Our relationship, we’d reasonably expect to have a strong correlation.
I'll start off by creating a named range with Ctrl + F3 and Alt + N, and this will be called Transactions.
And in the Refers to box I'll simply select my column.
I'll then Escape and go to my output cell.
And to calculate a correlation we'll write “=correl”, open a bracket, and the first array will be revenues.
And the second array will be transactions.
I'll close the bracket and press Enter.
And this gives me a correlation of 0.98, which we can see is a very strong correlation.
Let's now see if a correlation exists between revenue and daily temperature.
The Sports Bar has quite a big beer garden, so we might expect that on warmer days we get more customers and hence more revenues.
Let's start by creating a named range for temperature.
So I'll press Ctrl + F3, Alt + N for a new name, and I'll call it Temperature.
In the “Refers to” box, I'll simply select my temperature column.
Then press OK and Escape.
I'll now go to my output cell and write =correl, revenues and then temperature.
Close the bracket and press Enter.
And here we find that the correlation between temperature and revenue is actually quite weak.
This means that the company might not be getting any additional customers on hotter days, which is what the beer garden is actually for.
Given this result, the company might want to consider using the beer garden space for a different purpose.
Here we calculated two correlations in two separate steps.
But the analysis tool pack allows us to perform multiple correlations at the same time.
Let's go to the Data tab in the ribbon and click on Data Analysis.
And we'll select Correlation and press OK.
We'll then scroll up to the top of the page and select our input range.
And we'll include the labels in the first row, and the output will be in a new worksheet.
I'll press OK to complete.
If I adjust the column widths very quickly with Alt + O C A, you can see the correlations between the three variables.
First we have the correlation between revenue and revenue, which is obviously 1.
Here is the correlation between revenue and transactions, which we saw earlier was 0.98.
And here is the correlation between temperature and revenue, and temperature and the number of transactions.
When you need to complete multiple correlations on a single data set, you can see how the Analysis ToolPak can save you quite a lot of time.
Overall, the correlation function in Excel is quite useful when quantifying the relationship between two variables.
However, it does come with a lot of limitations, and if you’re not aware of these, it’s very easy to make mistakes.
The primary constraint regards the type of data the correlation function can accept.

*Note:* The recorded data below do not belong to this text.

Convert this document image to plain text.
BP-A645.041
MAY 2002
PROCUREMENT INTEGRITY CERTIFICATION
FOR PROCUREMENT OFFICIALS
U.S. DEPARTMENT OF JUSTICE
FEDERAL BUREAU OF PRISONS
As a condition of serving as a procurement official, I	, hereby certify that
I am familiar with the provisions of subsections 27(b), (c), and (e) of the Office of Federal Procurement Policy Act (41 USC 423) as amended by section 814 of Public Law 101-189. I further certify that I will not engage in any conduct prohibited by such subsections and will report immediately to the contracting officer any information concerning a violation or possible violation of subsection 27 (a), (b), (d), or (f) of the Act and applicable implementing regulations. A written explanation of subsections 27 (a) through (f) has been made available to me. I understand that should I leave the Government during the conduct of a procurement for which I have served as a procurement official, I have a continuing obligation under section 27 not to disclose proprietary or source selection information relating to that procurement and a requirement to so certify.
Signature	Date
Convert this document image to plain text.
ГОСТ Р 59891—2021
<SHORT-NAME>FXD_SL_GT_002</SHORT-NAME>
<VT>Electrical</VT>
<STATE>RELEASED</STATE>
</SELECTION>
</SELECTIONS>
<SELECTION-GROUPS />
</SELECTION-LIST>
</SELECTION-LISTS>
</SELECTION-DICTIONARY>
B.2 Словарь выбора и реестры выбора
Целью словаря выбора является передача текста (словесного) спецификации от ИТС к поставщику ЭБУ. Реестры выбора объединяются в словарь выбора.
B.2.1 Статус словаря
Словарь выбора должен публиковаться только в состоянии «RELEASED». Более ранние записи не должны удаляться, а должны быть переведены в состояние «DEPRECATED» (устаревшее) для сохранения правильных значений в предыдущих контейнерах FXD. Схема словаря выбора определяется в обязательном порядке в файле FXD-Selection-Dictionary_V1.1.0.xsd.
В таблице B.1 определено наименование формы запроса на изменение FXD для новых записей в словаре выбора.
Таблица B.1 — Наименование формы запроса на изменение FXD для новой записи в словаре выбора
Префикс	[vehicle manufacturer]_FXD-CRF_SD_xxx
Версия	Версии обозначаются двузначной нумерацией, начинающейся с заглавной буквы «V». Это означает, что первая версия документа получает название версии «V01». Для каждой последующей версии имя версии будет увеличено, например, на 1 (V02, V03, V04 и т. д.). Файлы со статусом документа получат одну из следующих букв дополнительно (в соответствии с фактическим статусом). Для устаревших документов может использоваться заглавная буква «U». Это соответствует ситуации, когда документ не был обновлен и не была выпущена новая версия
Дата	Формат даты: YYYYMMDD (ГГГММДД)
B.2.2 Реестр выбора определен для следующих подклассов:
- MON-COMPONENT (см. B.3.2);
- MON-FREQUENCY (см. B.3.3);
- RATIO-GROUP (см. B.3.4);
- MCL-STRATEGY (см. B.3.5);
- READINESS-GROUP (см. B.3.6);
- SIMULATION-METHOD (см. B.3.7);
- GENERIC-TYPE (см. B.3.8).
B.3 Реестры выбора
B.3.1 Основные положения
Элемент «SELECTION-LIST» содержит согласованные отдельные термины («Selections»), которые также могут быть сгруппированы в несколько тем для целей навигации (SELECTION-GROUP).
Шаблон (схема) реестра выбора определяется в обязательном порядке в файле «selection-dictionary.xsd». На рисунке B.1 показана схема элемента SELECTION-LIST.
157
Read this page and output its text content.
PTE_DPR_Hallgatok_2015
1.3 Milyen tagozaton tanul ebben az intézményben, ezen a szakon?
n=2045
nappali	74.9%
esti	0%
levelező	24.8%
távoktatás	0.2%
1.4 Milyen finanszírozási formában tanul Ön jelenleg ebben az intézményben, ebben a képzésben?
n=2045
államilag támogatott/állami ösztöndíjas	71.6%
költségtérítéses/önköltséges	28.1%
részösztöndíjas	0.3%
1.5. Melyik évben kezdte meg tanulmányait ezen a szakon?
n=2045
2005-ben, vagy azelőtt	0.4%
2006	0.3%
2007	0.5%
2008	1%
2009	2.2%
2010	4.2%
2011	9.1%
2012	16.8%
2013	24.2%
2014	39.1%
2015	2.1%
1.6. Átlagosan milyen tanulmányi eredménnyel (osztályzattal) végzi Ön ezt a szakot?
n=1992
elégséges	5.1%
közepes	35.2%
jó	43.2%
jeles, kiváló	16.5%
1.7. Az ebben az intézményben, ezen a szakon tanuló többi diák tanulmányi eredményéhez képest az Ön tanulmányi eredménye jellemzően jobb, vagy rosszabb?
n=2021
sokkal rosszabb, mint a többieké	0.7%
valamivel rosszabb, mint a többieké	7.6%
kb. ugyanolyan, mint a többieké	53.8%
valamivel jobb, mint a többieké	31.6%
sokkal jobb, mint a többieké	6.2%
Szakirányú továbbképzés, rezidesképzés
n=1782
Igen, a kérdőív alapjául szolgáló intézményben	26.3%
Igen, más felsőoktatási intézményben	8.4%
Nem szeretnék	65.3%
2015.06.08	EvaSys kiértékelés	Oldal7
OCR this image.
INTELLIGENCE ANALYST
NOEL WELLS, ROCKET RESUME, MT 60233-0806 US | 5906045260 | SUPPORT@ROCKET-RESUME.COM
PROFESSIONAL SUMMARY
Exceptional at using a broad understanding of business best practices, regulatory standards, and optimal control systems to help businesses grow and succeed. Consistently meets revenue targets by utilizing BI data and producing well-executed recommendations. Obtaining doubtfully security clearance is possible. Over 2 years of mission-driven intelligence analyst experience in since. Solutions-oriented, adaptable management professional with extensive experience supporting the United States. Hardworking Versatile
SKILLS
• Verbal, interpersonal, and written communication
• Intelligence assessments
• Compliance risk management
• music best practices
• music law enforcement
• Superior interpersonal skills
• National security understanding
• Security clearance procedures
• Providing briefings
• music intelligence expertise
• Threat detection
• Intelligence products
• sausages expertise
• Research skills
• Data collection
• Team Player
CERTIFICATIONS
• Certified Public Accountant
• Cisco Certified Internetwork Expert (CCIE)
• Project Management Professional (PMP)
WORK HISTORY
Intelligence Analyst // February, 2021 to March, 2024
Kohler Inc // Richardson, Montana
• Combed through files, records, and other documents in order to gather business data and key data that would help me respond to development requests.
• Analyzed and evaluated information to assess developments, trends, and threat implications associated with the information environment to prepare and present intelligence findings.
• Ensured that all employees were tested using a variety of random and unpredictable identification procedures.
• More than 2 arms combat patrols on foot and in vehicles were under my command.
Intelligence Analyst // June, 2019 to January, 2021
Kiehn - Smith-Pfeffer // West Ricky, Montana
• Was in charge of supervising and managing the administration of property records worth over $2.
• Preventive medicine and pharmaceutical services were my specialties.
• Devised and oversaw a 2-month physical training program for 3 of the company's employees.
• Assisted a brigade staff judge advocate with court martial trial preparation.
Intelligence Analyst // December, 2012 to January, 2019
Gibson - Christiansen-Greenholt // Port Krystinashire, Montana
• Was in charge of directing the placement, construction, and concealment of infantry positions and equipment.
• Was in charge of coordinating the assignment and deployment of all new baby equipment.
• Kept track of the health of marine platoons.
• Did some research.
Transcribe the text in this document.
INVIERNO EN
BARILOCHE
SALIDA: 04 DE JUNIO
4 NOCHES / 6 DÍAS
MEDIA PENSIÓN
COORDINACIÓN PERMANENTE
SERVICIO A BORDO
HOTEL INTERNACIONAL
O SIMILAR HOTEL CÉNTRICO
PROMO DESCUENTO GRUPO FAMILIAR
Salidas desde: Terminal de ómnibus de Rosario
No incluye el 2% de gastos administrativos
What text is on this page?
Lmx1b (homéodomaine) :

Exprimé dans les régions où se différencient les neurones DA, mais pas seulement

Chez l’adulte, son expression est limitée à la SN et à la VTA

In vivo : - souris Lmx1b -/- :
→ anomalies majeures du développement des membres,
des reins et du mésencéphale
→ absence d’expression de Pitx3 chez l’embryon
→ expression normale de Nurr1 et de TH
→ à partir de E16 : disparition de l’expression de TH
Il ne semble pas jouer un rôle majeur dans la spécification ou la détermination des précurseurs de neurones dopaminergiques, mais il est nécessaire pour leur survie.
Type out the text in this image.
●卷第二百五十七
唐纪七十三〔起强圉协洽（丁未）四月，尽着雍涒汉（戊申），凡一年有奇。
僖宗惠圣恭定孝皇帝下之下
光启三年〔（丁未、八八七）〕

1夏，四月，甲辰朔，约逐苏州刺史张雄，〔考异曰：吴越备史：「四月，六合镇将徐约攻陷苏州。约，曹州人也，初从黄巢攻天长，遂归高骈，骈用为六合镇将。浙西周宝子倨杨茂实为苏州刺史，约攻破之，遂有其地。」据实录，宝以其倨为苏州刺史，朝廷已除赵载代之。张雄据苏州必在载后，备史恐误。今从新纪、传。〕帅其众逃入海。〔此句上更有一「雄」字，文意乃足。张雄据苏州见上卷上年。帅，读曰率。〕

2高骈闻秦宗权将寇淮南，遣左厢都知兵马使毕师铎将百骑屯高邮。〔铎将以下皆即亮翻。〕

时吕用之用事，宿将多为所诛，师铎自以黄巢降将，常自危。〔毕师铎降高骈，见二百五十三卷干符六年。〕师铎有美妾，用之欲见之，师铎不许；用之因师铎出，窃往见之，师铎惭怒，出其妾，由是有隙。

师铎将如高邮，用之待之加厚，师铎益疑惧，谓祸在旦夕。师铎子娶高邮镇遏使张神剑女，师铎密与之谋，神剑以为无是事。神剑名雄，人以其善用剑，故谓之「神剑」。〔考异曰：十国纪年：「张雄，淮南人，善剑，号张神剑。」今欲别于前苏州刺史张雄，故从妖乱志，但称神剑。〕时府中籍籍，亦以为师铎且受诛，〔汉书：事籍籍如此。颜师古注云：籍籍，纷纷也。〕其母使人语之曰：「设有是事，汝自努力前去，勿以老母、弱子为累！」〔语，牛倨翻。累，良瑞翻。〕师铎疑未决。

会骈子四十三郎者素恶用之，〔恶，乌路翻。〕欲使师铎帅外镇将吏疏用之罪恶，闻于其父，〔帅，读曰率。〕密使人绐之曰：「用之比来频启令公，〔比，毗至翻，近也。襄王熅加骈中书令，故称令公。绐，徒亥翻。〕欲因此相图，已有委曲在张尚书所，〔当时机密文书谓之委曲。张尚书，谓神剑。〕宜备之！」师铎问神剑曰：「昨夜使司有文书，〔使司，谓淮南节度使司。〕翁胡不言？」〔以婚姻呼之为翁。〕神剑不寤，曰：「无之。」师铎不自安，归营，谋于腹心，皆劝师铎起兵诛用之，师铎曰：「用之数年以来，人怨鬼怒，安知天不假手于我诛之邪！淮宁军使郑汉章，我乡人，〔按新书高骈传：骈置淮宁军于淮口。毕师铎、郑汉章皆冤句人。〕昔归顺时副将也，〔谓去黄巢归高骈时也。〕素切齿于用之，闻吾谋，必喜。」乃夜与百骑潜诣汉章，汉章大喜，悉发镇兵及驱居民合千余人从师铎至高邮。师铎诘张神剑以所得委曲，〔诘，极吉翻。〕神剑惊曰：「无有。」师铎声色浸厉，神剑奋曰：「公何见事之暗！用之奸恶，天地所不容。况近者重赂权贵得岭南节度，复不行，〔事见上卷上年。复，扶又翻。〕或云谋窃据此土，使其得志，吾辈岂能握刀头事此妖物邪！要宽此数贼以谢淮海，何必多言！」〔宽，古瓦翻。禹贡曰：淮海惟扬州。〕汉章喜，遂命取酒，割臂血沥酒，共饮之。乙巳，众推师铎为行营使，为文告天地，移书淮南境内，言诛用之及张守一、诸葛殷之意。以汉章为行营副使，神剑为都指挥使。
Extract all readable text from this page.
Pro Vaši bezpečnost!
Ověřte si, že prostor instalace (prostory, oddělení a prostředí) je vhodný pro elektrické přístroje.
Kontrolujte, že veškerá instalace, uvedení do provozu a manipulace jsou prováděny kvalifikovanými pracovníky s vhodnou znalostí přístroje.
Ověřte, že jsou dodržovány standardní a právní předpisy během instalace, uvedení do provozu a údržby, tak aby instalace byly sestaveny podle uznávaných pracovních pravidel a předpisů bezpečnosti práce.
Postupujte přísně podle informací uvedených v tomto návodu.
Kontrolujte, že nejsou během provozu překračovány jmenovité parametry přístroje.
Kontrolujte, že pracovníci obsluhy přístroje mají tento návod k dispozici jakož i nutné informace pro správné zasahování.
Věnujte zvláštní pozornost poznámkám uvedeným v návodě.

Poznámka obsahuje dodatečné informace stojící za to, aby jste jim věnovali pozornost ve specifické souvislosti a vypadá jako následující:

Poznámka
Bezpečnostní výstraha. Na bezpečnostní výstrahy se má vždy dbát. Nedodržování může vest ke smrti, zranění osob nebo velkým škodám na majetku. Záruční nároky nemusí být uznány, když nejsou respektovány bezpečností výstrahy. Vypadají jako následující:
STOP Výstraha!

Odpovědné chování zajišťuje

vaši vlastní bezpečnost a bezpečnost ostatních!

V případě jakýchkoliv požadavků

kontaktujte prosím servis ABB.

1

There are different types of correlation coefficients for different types of data, and the CORREL function represents only one of these.
Unless both data columns are continuous variables, i.e. they are numerical and they can be measured along a continuum, then you shouldn't use the CORREL function.
So for example, we couldn't use the CORREL function when finding the correlation between the day of the week and revenue.
We need to calculate a different correlation coefficient for this data.
In the show notes, I'll link to some articles that discuss other types of correlation coefficients, and I'll show you how to calculate some of these in a later lesson.